The Brunswick, in Bloomsbury, has been a cause célèbre for years now, awaiting some kind of transformative action to give it new life, but hotly contested at every step.
After Allied London took over the freehold and ownership of the shopping precinct in 1999, it became a remarkable example of an architectural icon re-entrusted to its author after a 30-year absence. Not only were Hodgkinson's new designs vehemently criticised from certain quarters, but a decision was finally taken to list the building, ensuring its 'protection' from future alterations.
Despite its success in obtaining the approval of both English Heritage and Camden's planning department, Allied London's intentions still seem unclear; more shops than ever stand empty and the concrete monolith looks increasingly bleak and unkempt. Until last week, that is, when a group of determined residents pulled off a momentary transformation of the building.
'Visions of Space and Sanctuary' was a series of artists' interventions in the building, which demonstrated its vitality at an experiential level, and its continuing relevance to debates about the architecture of urban inhabitation. At the same time, it made a clear statement about the building's cultural status as an architectural monument set apart from the normality of the dwellings in which most people live out their lives.
When I carried out ethnographic research at the Brunswick two years ago, it was striking how the housing and shopping complex seemed to act as a stimulant to the imaginations of those involved with it - a rare effect in modern-day social housing. It was this phenomenon that became manifest in the artworks located along the terraces and first floor areas of the building; areas which the public does not normally have access to, but which, in the original scheme, were public gardens.
The mere act of traversing these upper-level spaces significantly altered one's perception of the Brunswick, reinstating a multi-dimensional spatial hierarchy, while the experience of encountering these pockets of creative intervention engendered a great awareness of the pleasure of haptic discovery of the building. The sense of playfulness and artifice provided a powerful counterpoint to the standard narrative of defensible space, and its litany of dangers lurking in dark corners, long walkways and twisting staircases.
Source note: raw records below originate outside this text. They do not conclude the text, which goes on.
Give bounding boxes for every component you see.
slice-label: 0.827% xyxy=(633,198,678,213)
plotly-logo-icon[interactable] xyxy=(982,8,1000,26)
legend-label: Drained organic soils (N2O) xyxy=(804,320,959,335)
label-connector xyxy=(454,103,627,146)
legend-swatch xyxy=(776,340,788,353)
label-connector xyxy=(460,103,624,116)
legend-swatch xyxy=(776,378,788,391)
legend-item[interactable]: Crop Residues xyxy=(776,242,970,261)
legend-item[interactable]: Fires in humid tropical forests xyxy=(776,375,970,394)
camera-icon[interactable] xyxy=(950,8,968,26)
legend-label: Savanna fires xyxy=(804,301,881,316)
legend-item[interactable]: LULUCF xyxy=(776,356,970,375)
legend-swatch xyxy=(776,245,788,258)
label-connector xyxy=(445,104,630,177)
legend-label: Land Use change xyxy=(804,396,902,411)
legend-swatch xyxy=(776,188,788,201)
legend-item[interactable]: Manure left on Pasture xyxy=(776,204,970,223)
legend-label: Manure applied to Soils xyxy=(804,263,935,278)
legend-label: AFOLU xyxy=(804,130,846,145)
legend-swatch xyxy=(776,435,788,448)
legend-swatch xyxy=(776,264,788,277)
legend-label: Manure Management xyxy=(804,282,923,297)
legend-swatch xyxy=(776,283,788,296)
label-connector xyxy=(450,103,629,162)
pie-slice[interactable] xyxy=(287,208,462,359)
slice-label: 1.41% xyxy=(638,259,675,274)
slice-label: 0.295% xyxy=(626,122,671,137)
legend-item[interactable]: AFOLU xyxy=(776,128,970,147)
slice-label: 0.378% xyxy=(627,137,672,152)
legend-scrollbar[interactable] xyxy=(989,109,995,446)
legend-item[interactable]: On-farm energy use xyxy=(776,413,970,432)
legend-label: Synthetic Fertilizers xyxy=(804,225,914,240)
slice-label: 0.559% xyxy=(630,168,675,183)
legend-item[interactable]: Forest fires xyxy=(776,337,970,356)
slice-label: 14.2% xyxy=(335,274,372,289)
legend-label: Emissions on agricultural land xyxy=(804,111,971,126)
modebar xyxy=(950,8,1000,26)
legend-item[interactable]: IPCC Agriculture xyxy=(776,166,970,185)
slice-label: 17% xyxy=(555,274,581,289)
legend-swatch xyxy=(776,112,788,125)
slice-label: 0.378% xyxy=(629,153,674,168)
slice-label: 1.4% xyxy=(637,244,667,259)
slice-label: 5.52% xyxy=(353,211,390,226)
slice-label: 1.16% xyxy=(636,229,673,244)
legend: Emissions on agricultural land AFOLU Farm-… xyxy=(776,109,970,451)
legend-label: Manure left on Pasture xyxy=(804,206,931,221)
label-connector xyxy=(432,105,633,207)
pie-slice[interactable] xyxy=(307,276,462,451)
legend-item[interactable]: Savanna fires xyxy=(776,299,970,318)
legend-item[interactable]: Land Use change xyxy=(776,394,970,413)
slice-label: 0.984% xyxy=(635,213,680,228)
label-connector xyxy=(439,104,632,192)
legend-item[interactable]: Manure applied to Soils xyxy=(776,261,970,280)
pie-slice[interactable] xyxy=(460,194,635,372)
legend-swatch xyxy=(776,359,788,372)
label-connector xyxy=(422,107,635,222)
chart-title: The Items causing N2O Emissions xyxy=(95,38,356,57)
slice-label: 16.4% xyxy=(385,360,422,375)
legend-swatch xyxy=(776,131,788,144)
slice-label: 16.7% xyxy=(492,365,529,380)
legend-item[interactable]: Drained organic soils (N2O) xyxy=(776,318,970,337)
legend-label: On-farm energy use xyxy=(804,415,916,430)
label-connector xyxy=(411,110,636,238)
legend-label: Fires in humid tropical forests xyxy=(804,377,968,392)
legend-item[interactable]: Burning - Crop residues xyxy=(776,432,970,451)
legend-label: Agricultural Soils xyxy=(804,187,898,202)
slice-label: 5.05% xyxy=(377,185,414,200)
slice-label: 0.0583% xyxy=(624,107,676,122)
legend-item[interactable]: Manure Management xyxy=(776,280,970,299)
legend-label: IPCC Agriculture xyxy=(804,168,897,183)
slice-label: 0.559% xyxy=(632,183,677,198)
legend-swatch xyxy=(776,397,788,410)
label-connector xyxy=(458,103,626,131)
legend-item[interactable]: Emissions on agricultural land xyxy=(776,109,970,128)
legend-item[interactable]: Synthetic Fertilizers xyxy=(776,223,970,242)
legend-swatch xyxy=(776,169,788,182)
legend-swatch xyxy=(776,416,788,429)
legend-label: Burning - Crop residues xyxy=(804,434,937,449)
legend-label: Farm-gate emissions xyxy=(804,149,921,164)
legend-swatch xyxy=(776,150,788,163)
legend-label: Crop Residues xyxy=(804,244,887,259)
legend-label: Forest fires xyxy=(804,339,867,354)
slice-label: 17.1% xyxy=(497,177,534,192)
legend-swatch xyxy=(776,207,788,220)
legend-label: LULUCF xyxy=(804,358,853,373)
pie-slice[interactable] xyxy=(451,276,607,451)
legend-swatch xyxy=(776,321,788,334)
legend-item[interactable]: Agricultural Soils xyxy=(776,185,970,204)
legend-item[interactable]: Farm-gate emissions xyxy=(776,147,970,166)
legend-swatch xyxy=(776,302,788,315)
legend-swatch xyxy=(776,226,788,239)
In this representation, such locations became sites of an intimate tea for two, of a video installation seen through a peephole, fusing the concrete surfaces of the building with the animate flesh of the human body, or an archaeological excavation of those surfaces to reveal the traces of human presence in contrasting material forms (such as wallpaper). The familiar portico was draped in a red, flowing veil. Together, these works dressed up and civilised the exposed body of a building never intended to be left in a raw, unclothed state.